In the attempt to produce the illusion of greater depth with such a high-speed lens, Sasaki also manipulated the plane of focus (aka Petzval, or field curvature), making the edges of the image focus behind the central object — the opposite of most lenses — and the falloff more closely follow the curvature of the human face. (Editor’s note: The field of focus in a normal lens is a flat plane — parallel to the film plane. But in a “natural” or uncorrected lens, this field is curved forward so the center of the lens focuses farther away than the edges, and an optical designer has to force the edges to focus farther away so the plane is flat. In the case of Chevalier, Sasaki forced this plane to focus backward — away from the focus plane — so that the center would focus closer than the edges. This means that instead of just the tip of an actor’s nose being in sharp focus and everything else falling away, the plane of focus would form an ellipse that more closely followed a face. As a result, the area of faces that includes the nose and cheeks becomes more focused, making it appear that those images have more depth of field.)

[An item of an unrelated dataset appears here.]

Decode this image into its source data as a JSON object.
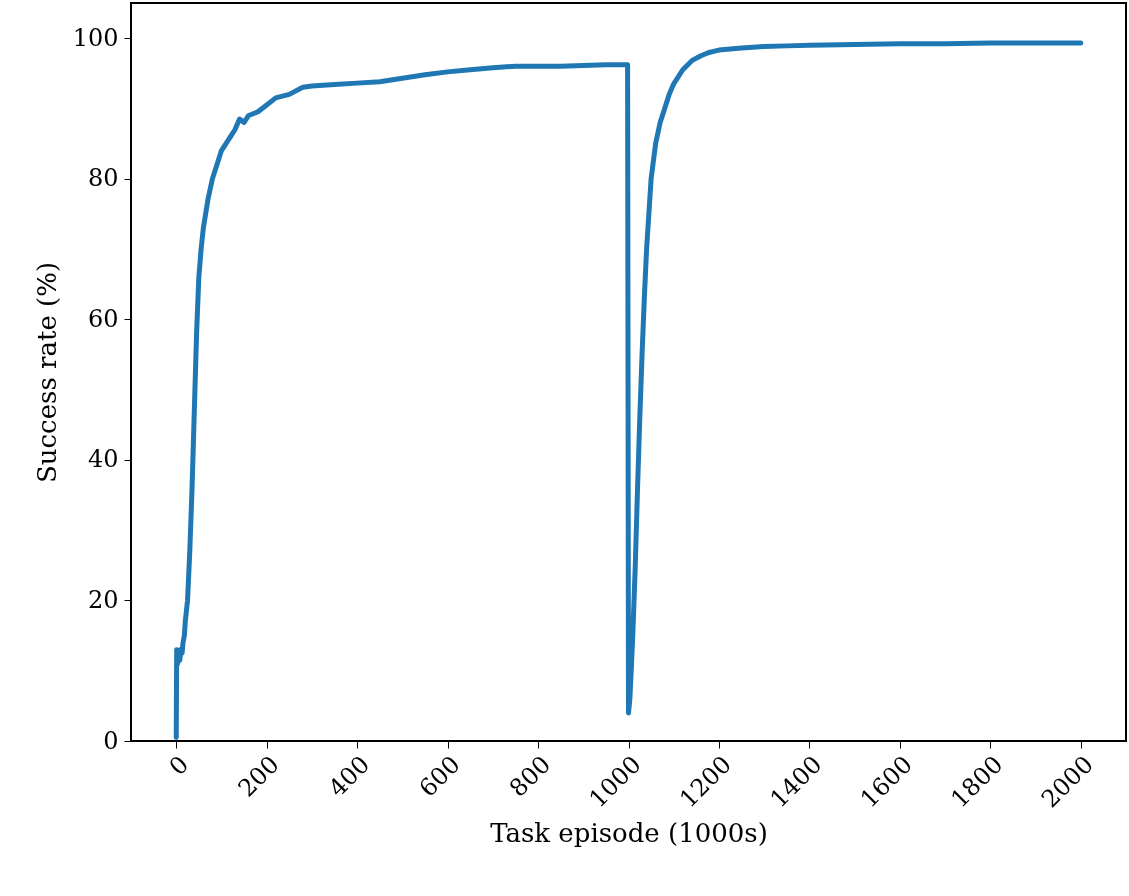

“These lenses are never mathematically sharp,” Hall says, “but we were aiming for a more ethereal sharpness, where the falloff isn’t as extreme and you effectively get more perceived depth of field.”
The cinematographer also wanted the lenses to replicate the warm halation of the candlelit scenes in Barry Lyndon, and Sasaki’s efforts to achieve this led to a happy accident. “We really studied those images to look at the lenses’ aberrations,” Sasaki recalls. “While incorporating those aberrations into these new lenses, I actually made a big mistake. We had limited time to make the modifications, so we based the results on a lens projector. A couple of days before production, I got the look we’d discussed and was really excited to show Jess, and then I suddenly remembered that lens projection shows the opposite effect of aberrations! So, the warm halation I’d built into the lens actually became a blue/violet halation from photographed light. It was really lucky that Jess loved the effect. It added an additional, natural color separation to the highlights — but it was a mistake!”
Says Hall, “It was a mistake that parlayed into a unique look and became quite special. I fell in love with it.”
Sasaki describes the UHS primes as “an experimental set of lenses that were inspired by Barry Lyndon and Jess Hall’s love for vintage optics. They were also built to share some of the imaging characteristics of our new VA primes. Since the initial designs were capable of covering a 65mm sensor, we were able to reduce the diagonal and pick up some speed with a custom image circle reducer, which allowed us to produce lenses capable of an f/0.9 to f/1.4. This was a hugely experimental endeavor, and if it weren’t for Jess’ inspiration and patience, this project would not have taken off as well as it did.”
Hall notes, “The markings on our set — 0.9-1.4 — matched exactly what I found in testing and shooting, in relation to my light-meter readings — which were confirmed via waveform and precise monitoring. For example, when moving from the 50mm T0.9 to the 40mm T1.2, I had to raise the light levels by approximately half a stop. Changing focal length from the 50mm T0.9 to the 75mm T1 also required more light, and so on.
“Dan and I have this ongoing collaboration,” the cinematographer adds. “He brings something I can’t always bring, and we meet on very fertile ground.”